Aunque previamente ya existía un coro rociero en la parroquia del Sagrado Corazón, reafirmando esta fe, tradición y devoción en la ciudad. Un grupo de socios decidió fundar la Hermandad y festejar así Pentecostés. En 2025, registraban cerca de un centenar de hermanos en activo, con una Junta muy comprometida con las labores que emprenden durante todo el año. Continuando con la fiesta, unas quince personas aproximadamente se han encargado, al igual que en el resto del verano, de sacar adelante el ambigú. 

Este agosto, la verbena se ha convocado antes de lo previsto. Según la hermana mayor, el motivo es que algunos socios viajarán a la Península para vivir el traslado de la Virgen del Rocío desde la aldea hasta el pueblo de Almonte, un acontecimiento que sucede cada siete años. La “Venida de la Virgen”, que es como se le conoce, se produce cada 19 de agosto. La imagen recorre una quincena de kilómetros hasta la parroquia de Nuestra Señora de la Asunción, donde permanece nueve meses antes de volver a su santuario. Algarra explica que suele irse la juventud, por lo que, a nivel logístico, era más factible adelantar la velada unos días.

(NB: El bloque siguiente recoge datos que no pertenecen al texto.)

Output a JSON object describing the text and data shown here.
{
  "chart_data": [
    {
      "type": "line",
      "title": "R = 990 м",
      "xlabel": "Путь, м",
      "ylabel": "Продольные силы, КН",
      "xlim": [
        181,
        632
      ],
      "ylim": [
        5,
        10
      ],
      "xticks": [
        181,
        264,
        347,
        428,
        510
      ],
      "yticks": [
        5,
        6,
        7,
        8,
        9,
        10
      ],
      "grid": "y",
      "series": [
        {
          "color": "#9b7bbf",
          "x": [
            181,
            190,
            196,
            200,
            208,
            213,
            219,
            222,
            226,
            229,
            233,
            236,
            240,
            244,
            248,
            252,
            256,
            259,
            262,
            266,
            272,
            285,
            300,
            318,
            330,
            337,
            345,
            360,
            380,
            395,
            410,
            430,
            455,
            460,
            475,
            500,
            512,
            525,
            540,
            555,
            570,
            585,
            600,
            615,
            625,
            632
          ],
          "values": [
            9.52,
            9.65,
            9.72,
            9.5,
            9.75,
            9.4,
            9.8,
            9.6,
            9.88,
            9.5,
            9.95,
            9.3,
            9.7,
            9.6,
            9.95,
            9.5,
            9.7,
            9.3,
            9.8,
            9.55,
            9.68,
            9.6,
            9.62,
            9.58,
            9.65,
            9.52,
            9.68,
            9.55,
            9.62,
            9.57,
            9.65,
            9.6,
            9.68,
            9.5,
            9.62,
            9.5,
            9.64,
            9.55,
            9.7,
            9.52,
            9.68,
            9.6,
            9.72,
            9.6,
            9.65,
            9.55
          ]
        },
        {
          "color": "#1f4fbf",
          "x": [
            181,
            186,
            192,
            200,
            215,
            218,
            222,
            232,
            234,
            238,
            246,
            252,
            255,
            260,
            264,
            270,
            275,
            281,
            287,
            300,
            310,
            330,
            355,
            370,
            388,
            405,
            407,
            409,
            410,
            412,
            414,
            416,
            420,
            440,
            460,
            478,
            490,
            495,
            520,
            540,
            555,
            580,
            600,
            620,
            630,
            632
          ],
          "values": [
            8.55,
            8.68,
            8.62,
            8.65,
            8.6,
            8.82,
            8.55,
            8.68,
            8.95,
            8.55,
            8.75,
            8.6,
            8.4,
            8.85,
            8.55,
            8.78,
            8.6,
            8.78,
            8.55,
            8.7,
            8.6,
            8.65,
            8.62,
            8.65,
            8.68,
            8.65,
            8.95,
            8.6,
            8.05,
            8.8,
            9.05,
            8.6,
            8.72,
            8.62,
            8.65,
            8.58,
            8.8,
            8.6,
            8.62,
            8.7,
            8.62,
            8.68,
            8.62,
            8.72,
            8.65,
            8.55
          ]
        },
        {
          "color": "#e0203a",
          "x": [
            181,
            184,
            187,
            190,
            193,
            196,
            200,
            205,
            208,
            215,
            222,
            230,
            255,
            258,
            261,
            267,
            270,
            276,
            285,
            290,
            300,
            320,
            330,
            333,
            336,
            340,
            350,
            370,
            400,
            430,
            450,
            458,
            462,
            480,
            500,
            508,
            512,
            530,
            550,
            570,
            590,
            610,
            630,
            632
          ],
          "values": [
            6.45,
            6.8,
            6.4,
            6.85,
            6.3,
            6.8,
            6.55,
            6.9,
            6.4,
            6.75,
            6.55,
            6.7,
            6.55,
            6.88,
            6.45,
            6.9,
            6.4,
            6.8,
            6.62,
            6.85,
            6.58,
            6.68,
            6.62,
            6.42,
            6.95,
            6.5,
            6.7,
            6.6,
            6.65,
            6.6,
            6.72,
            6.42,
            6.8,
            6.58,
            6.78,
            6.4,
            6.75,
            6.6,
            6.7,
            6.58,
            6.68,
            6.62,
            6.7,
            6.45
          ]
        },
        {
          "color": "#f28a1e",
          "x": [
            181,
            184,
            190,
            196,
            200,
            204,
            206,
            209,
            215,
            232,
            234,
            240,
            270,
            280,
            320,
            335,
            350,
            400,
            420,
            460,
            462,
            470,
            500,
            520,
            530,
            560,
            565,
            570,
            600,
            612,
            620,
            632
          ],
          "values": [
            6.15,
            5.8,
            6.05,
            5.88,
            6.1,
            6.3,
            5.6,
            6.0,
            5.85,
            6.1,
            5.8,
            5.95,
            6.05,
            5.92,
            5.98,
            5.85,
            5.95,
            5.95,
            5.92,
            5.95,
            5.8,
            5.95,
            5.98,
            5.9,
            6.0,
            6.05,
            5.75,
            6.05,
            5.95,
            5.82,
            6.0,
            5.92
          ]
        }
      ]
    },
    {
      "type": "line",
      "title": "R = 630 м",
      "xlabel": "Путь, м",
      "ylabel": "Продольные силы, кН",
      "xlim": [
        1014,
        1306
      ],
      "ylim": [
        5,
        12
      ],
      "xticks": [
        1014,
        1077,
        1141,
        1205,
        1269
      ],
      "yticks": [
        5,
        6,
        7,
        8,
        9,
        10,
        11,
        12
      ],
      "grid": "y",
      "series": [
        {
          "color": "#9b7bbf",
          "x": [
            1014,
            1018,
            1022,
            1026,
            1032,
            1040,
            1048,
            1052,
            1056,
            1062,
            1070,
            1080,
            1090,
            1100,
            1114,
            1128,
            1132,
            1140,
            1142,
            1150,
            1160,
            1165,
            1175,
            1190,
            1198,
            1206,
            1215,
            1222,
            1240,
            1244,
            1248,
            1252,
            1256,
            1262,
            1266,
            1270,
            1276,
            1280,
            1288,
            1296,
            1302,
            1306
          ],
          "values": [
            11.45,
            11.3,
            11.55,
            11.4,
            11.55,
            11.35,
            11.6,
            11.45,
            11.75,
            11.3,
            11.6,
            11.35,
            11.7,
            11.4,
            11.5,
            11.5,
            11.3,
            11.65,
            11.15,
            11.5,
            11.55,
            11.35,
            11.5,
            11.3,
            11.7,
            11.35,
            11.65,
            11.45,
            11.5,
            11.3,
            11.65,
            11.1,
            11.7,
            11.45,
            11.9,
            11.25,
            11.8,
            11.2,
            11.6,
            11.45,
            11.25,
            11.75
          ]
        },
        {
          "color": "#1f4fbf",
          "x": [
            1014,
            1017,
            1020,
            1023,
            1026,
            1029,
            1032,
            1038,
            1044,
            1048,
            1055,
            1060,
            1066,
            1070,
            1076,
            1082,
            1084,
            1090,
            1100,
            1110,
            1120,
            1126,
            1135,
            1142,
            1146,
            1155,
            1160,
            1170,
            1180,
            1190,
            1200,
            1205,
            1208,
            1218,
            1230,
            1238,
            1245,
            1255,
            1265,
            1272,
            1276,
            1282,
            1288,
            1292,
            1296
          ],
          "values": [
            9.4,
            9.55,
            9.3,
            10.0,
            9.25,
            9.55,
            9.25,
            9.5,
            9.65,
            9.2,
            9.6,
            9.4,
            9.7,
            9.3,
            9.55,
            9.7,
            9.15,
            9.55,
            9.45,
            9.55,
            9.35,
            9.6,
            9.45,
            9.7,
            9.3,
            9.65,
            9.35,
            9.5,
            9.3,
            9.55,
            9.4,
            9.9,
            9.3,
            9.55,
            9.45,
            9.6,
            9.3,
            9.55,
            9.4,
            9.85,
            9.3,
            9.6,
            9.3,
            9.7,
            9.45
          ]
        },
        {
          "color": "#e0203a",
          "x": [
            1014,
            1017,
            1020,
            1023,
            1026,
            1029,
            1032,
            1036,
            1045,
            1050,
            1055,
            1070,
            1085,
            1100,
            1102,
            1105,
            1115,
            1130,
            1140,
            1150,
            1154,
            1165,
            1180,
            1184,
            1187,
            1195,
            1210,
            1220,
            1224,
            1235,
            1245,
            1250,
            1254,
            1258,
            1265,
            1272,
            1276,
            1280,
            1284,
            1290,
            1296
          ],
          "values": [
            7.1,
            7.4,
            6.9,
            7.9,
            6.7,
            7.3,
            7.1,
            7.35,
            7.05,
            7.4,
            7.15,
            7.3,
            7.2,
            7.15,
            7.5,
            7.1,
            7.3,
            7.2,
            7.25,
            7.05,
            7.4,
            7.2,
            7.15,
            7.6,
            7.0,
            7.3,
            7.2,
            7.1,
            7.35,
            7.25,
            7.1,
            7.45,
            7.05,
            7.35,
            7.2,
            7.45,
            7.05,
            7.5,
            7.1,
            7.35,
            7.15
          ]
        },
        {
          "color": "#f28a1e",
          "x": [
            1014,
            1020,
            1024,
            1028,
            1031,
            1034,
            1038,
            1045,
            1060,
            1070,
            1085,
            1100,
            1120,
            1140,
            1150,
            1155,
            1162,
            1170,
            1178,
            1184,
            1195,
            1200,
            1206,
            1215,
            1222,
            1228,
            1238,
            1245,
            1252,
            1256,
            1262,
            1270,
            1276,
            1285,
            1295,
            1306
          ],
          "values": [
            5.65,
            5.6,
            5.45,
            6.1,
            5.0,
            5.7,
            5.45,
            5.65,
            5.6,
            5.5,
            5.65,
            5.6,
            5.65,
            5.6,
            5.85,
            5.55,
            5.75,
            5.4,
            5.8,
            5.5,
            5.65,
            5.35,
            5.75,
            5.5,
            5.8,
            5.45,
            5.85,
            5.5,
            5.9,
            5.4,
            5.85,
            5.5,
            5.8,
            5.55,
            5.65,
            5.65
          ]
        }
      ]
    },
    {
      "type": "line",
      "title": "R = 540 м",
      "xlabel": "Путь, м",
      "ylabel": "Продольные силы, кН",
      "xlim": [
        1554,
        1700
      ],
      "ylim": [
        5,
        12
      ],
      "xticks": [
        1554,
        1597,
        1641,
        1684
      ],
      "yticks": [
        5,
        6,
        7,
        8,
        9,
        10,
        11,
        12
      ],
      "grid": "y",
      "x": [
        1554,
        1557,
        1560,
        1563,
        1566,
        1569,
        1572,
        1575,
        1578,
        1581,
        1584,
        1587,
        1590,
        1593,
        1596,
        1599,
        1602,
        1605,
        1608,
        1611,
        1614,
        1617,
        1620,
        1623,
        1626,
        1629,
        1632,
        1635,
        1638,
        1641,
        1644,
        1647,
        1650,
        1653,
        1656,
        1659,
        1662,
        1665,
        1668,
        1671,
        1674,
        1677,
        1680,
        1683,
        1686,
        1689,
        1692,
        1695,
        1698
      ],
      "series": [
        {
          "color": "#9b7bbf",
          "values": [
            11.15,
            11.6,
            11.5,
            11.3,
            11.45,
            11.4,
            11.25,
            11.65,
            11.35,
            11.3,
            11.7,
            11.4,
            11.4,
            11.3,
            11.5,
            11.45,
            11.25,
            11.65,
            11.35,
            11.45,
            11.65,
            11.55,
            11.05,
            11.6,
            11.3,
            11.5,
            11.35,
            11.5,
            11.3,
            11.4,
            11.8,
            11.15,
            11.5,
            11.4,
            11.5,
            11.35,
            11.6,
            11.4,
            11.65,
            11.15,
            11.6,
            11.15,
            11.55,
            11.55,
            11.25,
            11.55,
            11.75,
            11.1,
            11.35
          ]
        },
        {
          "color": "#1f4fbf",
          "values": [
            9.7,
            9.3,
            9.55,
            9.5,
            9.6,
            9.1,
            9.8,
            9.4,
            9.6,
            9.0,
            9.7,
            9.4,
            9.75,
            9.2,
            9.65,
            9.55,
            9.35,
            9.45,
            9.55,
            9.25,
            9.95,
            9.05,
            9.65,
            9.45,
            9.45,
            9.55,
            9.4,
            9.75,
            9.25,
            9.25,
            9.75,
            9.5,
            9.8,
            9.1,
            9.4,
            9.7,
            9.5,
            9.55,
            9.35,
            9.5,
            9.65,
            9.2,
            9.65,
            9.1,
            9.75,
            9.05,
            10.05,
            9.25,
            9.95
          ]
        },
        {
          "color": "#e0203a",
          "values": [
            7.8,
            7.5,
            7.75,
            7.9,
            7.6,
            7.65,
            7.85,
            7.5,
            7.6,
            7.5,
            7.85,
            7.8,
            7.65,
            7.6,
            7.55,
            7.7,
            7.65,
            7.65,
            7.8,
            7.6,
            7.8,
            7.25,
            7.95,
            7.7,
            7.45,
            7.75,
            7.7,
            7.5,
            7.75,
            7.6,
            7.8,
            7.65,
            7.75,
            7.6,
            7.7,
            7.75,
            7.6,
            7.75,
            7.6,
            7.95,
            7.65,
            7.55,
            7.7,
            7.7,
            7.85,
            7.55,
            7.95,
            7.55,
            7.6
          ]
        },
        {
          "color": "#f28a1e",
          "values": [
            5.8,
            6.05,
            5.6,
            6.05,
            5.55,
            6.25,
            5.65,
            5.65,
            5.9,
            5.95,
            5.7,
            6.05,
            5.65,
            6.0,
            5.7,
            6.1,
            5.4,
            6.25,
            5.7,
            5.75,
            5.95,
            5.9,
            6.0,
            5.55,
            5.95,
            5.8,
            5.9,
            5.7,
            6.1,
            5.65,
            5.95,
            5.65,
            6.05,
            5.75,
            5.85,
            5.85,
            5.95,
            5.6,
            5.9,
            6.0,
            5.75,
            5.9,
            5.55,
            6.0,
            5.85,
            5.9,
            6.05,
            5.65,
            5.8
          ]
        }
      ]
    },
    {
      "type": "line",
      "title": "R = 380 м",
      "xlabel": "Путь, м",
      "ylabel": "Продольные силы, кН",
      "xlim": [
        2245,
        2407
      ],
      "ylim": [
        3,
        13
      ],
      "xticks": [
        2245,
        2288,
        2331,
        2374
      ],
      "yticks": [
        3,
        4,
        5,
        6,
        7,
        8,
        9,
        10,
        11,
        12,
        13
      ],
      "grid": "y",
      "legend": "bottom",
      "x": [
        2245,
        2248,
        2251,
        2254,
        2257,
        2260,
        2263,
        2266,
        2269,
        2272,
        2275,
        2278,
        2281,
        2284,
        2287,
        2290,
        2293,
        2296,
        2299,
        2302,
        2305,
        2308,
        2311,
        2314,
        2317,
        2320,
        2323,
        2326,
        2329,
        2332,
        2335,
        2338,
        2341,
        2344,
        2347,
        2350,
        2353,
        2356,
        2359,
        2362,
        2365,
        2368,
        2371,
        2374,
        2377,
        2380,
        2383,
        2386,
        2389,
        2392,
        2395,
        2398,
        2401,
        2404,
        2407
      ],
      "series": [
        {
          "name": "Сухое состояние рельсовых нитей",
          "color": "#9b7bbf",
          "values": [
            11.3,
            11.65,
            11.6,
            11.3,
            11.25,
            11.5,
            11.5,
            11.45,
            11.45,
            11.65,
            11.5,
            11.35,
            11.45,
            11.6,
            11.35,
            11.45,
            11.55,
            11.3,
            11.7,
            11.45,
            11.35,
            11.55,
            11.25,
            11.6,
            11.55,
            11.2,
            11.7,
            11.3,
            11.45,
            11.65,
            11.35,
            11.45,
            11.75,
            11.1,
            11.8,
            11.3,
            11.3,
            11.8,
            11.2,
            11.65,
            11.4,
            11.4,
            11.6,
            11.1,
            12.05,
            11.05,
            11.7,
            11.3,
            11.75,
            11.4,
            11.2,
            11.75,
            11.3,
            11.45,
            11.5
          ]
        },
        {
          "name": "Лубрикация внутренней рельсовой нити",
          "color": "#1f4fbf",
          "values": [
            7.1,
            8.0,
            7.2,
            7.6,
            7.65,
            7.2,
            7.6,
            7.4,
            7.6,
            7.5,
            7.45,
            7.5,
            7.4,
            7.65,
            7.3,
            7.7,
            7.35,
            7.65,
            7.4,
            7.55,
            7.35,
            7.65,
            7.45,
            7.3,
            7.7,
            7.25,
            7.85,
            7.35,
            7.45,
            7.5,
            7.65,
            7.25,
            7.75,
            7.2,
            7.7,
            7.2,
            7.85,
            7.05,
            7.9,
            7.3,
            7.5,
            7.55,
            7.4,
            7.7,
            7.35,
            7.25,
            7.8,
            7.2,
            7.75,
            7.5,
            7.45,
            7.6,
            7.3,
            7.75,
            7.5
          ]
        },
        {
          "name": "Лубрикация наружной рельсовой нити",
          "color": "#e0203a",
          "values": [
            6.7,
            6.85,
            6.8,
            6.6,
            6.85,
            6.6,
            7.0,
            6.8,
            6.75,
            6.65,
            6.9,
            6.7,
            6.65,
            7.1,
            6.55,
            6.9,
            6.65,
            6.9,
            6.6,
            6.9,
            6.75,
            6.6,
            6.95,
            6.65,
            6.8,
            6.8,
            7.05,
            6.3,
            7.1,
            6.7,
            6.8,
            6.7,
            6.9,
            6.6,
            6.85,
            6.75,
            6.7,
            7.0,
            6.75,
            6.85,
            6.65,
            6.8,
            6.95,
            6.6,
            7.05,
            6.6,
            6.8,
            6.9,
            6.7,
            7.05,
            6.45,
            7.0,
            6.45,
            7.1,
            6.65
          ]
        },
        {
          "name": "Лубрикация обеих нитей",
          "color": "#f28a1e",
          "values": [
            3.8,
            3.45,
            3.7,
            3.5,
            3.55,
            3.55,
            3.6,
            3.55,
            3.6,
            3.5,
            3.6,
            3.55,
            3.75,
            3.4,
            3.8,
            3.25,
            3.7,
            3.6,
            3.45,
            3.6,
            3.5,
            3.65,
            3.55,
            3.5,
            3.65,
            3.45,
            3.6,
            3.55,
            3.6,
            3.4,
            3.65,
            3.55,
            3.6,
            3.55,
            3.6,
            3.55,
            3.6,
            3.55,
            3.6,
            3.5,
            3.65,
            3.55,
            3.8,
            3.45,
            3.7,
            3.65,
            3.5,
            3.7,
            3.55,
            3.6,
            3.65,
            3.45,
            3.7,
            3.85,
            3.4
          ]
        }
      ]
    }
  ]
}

Con la elección del grupo musical, Aponiente, la motivación ha sido que “son de aquí de Melilla y hay que dar salida a los artistas locales. Además, cantan muy bonito, y la música es lo que pega en estas celebraciones”. La meta se ha cumplido, porque las personas que han asistido a la Casa Hermandad de Melilla la Vieja se lo han pasado en grande gracias a la animación de los músicos. Desde el primer momento, las puertas estaban abiertas a todos los melillenses que quisieran tener “un buen ratito de convivencia con todos, escuchando música, comiendo y pasando una velada bastante agradable”.

Por último, la agrupación recuerda que el plazo de inscripción para la Peregrinación Extraordinaria de la Hermandad del Rocío de 2026 continúa abierto con varias opciones de alojamiento y precios (según si se es hermano o no). El viaje será del 13 al 15 de noviembre. Ya hay muchas personas apuntadas, “casi dos hoteles completos”. Están a pocos pasos de ser una hermandad filial. Actualmente, reciben el título de “hermandad agregada” junto a la onubense de Escacena del Campo, que ejerce de madrina. La misa de peregrinación es compartida junto a la malagueña de Torre del Mar. 

Así, la Ilustre, Venerable, Noble y Fervorosa Hermandad de Nuestra Señora del Rocío de Melilla cierra el mes de agosto de la mejor forma posible, y se va de vacaciones para regresar en septiembre con más fuerza de cara a los próximos encuentros.